Tears burn at the backs of my eyes, threatening to overflow and break the very flimsy grip I have on my emotions. “I can’t, Liam. We can’t—”

“Say my name again.” He puts a finger beneath my chin and lifts my face until our gazes meet again.

“Liam.” I can’t deny him. I should. I should be running up the mountain away from him at full speed. Instead I stand there, inches from his body, completely at his mercy, willing to give him what he’s asking for because I want to say his name. Speaking his name is like answering a siren’s song. Like stepping into an ocean that will drown me.

He closes his eyes, like he’s bathing in the sound of my voice. “When you came out of the restaurant with Aiden, I think a part of my soul died.”

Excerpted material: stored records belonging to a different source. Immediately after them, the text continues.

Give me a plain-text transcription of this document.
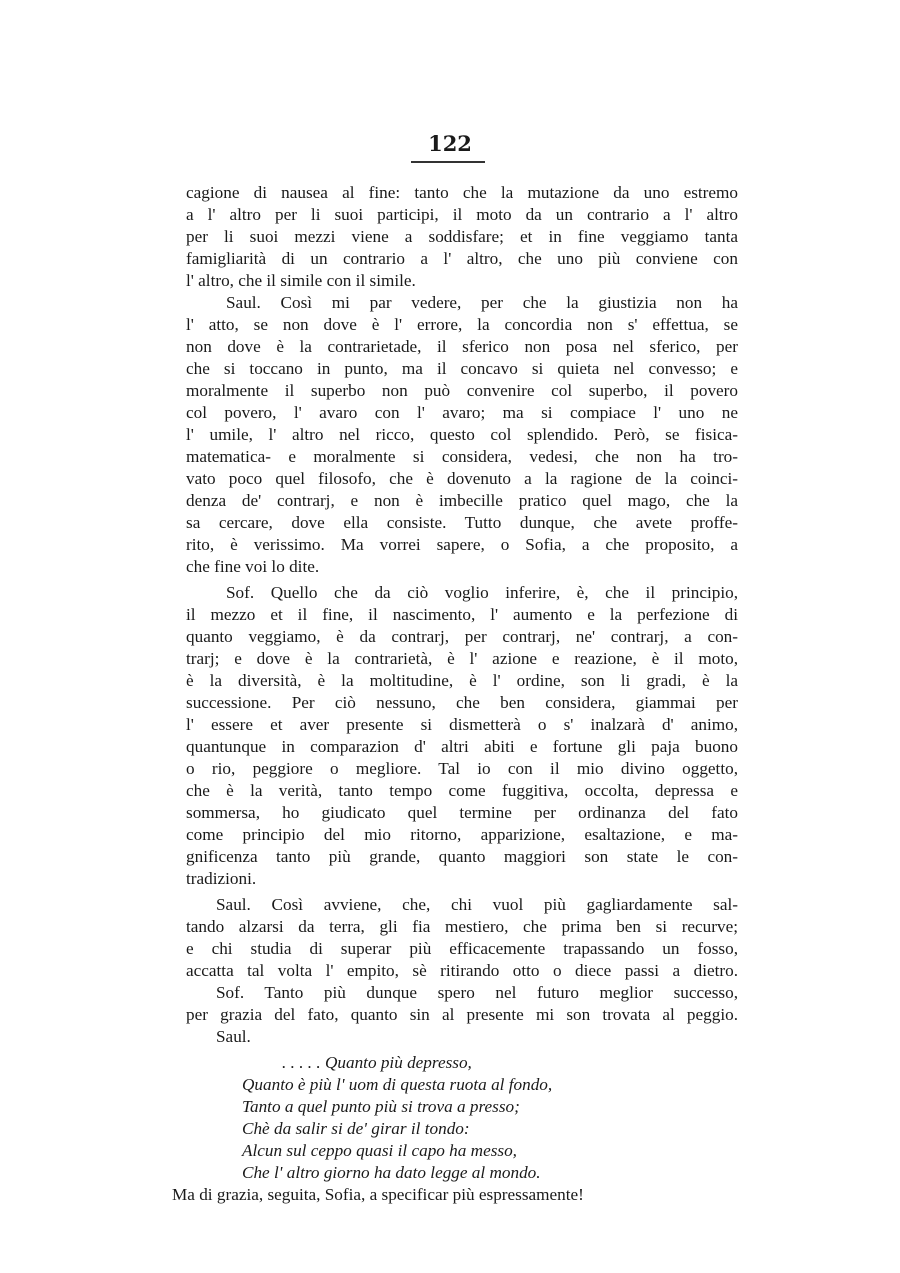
122
cagione di nausea al fine: tanto che la mutazione da uno estremo
a l' altro per li suoi participi, il moto da un contrario a l' altro
per li suoi mezzi viene a soddisfare; et in fine veggiamo tanta
famigliarità di un contrario a l' altro, che uno più conviene con
l' altro, che il simile con il simile.
Saul. Così mi par vedere, per che la giustizia non ha
l' atto, se non dove è l' errore, la concordia non s' effettua, se
non dove è la contrarietade, il sferico non posa nel sferico, per
che si toccano in punto, ma il concavo si quieta nel convesso; e
moralmente il superbo non può convenire col superbo, il povero
col povero, l' avaro con l' avaro; ma si compiace l' uno ne
l' umile, l' altro nel ricco, questo col splendido. Però, se fisica-
matematica- e moralmente si considera, vedesi, che non ha tro-
vato poco quel filosofo, che è dovenuto a la ragione de la coinci-
denza de' contrarj, e non è imbecille pratico quel mago, che la
sa cercare, dove ella consiste. Tutto dunque, che avete proffe-
rito, è verissimo. Ma vorrei sapere, o Sofia, a che proposito, a
che fine voi lo dite.
Sof. Quello che da ciò voglio inferire, è, che il principio,
il mezzo et il fine, il nascimento, l' aumento e la perfezione di
quanto veggiamo, è da contrarj, per contrarj, ne' contrarj, a con-
trarj; e dove è la contrarietà, è l' azione e reazione, è il moto,
è la diversità, è la moltitudine, è l' ordine, son li gradi, è la
successione. Per ciò nessuno, che ben considera, giammai per
l' essere et aver presente si dismetterà o s' inalzarà d' animo,
quantunque in comparazion d' altri abiti e fortune gli paja buono
o rio, peggiore o megliore. Tal io con il mio divino oggetto,
che è la verità, tanto tempo come fuggitiva, occolta, depressa e
sommersa, ho giudicato quel termine per ordinanza del fato
come principio del mio ritorno, apparizione, esaltazione, e ma-
gnificenza tanto più grande, quanto maggiori son state le con-
tradizioni.
Saul. Così avviene, che, chi vuol più gagliardamente sal-
tando alzarsi da terra, gli fia mestiero, che prima ben si recurve;
e chi studia di superar più efficacemente trapassando un fosso,
accatta tal volta l' empito, sè ritirando otto o diece passi a dietro.
Sof. Tanto più dunque spero nel futuro meglior successo,
per grazia del fato, quanto sin al presente mi son trovata al peggio.
Saul.
. . . . . Quanto più depresso,
Quanto è più l' uom di questa ruota al fondo,
Tanto a quel punto più si trova a presso;
Chè da salir si de' girar il tondo:
Alcun sul ceppo quasi il capo ha messo,
Che l' altro giorno ha dato legge al mondo.
Ma di grazia, seguita, Sofia, a specificar più espressamente!
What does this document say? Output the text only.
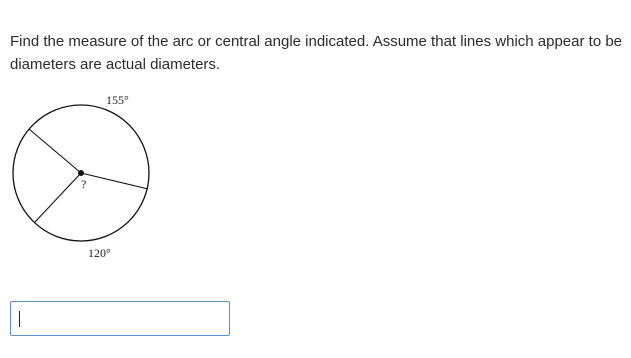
Find the measure of the arc or central angle indicated. Assume that lines which appear to be diameters are actual diameters.

155°
?
120°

A tear burns its way down my cheek. Then another. And another.

He releases my arms and wipes them away with his thumbs, cradling my face in his calloused hands.

“You’re from Aiden’s pack, aren’t you?” I force the words from my lips. “Does he know that we—are—” I can’t say it. If I say it, it’s more real. It can’t be more real. Just standing here, with barely an inch between our bodies, is hard enough.

“Yes. We’re cousins. And no, he doesn’t know. I can’t tell him. The man is good to a fault, and he wouldn’t be able to live with himself if he knew we were mates.” His voice grates, roughened by emotion, every word carrying a painful weight I recognize. A muscle in his jaw twitches, clenching and unclenching.

The same war rages inside me.

How am I supposed to live in the same town, the same pack with my fated mate so close? He’ll be everywhere. Every family gathering. Every pack meeting. “He’ll know. Meredith knows. She saw it. And the man with you—”

“Sebastian is my brother. He won’t say a word.”

“But Aiden will see it. How can we exist so close to each other?”

“We won’t.”

I should’ve been ready for him to say that. My brain knows that’s the only answer to the problem, but my heart screams at the solution and a piece of my soul dies too. Right then and there, like a summer leaf on a tree turning brown, shriveling up, and falling to the ground.

He leans down and kisses me. A chaste kiss where our mouths barely touch. A kiss that feels like he thinks I’ll shatter.

And I might.

But I need more. If this is the only kiss I’m ever going to get from him, I want it to be more.

The warmth of his lips sets my skin on fire. My heart races, every beat echoing loudly in my ears, drowning out everything else. A heady mix of desire and desperation surges within me, urging me to etch every sensation, every flutter of his breath, every nuance of this moment into my memory.

I need to remember this kiss the rest of my life.

I throw my arms around his neck and lean into his body, pressing closer until we’re touching everywhere. Until there’s no space between us. Chest. Stomach. Legs. I melt into him.

He growls. Full-on snarls into my mouth and the kiss turns from sweet to hungry. From wistful to claiming.

He feels it too, the longing. The way the magick pulls at our souls, urging us to seal the waiting bond.